L'Università di Firenze ha conferito il dottorato honoris causa 'alla memoria' in Architettura, progetto, conoscenza e salvaguardia del patrimonio culturale a Giuliano Gori, imprenditore, collezionista e promotore dell'arte ambientale, scomparso nel gennaio del 2024.
    
La cerimonia si è svolta stamani nell'aula magna del rettorato.
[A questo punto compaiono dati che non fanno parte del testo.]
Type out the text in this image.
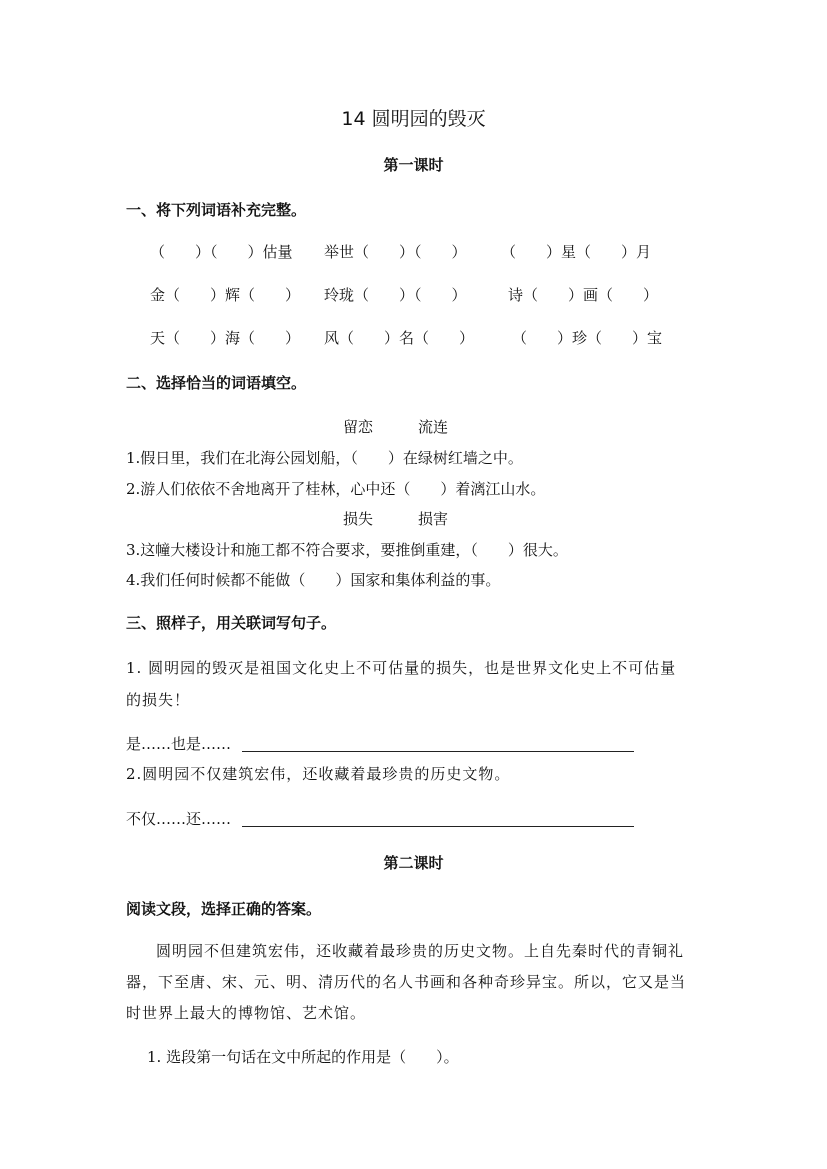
14 圆明园的毁灭
第一课时
一、将下列词语补充完整。
（　　）（　　）估量 举世（　　）（　　） （　　）星（　　）月
金（　　）辉（　　） 玲珑（　　）（　　）	诗（　　）画（　　）
天（　　）海（　　） 风（　　）名（　　）	（　　）珍（　　）宝
二、选择恰当的词语填空。
留恋	流连
1.假日里，我们在北海公园划船，（　　）在绿树红墙之中。
2.游人们依依不舍地离开了桂林，心中还（　　）着漓江山水。
损失	损害
3.这幢大楼设计和施工都不符合要求，要推倒重建，（　　）很大。
4.我们任何时候都不能做（　　）国家和集体利益的事。
三、照样子，用关联词写句子。
1. 圆明园的毁灭是祖国文化史上不可估量的损失，也是世界文化史上不可估量
的损失！
是……也是……
2.圆明园不仅建筑宏伟，还收藏着最珍贵的历史文物。
不仅……还……
第二课时
阅读文段，选择正确的答案。
圆明园不但建筑宏伟，还收藏着最珍贵的历史文物。上自先秦时代的青铜礼
器，下至唐、宋、元、明、清历代的名人书画和各种奇珍异宝。所以，它又是当
时世界上最大的博物馆、艺术馆。
1. 选段第一句话在文中所起的作用是（　　）。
Il titolo accademico è stato consegnato ai familiari dalla rettrice Alessandra Petrucci, alla presenza del delegato al dottorato di ricerca Stefano Cannicci, del direttore del dipartimento di Architettura Giuseppe De Luca e di Francesco Valerio Collotti, componente del Collegio docenti.

    
Giuliano Gori, nato a Prato nel 1930, è figura di "mecenate e fondatore della straordinaria collezione della Fattoria di Celle a Santomato (Pistoia), una delle raccolte di arte contemporanea inserite in un contesto naturale fra le più importanti al mondo" che è stata ricordata nella laudatio tenuta da Fabrizio Franco Vittorio Arrigoni, coordinatore del dottorato di ricerca in Architettura.

     
Gori è stato ricordato come "collezionista colto e visionario", si è interessato fin da giovane al rinnovamento dei linguaggi artistici. Nel 1969 ha acquistato la tenuta di Celle, presso Santomato (Pistoia), dove le opere d'arte si inseriscono negli spazi naturali e architettonici: negli anni saranno oltre 80 i contributi che si integreranno nel parco o nelle stanze della villa e della fattoria, secondo l'accezione site-specific (arte pensata per un luogo preciso). Fra gli artisti coinvolti in questo straordinario connubio di arte e ambiente, figurano Dani Karavan, Fabrizio Corneli, Robert Morris, Mauro Staccioli, Mimmo Paladino, Michelangelo Pistoletto e molti altri di grande rilievo.

     
Il messaggio che ci lascia Giuliano Gori, ha affermato nella cerimonia la rettrice Alessandra Petrucci, "è quello di recuperare la connessione profonda tra uomo e ambiente, valorizzando il linguaggio dell'arte come mezzo di comunicazione con la natura". La motivazione descrive il progetto promosso da Gori a Celle "come esperienza di colto e attivo mecenatismo", definendolo "esperimento capace di tessere tra loro biografia, pratica d'arte, ricerca intellettuale e specificità dei luoghi: vicenda rara quanto preziosa".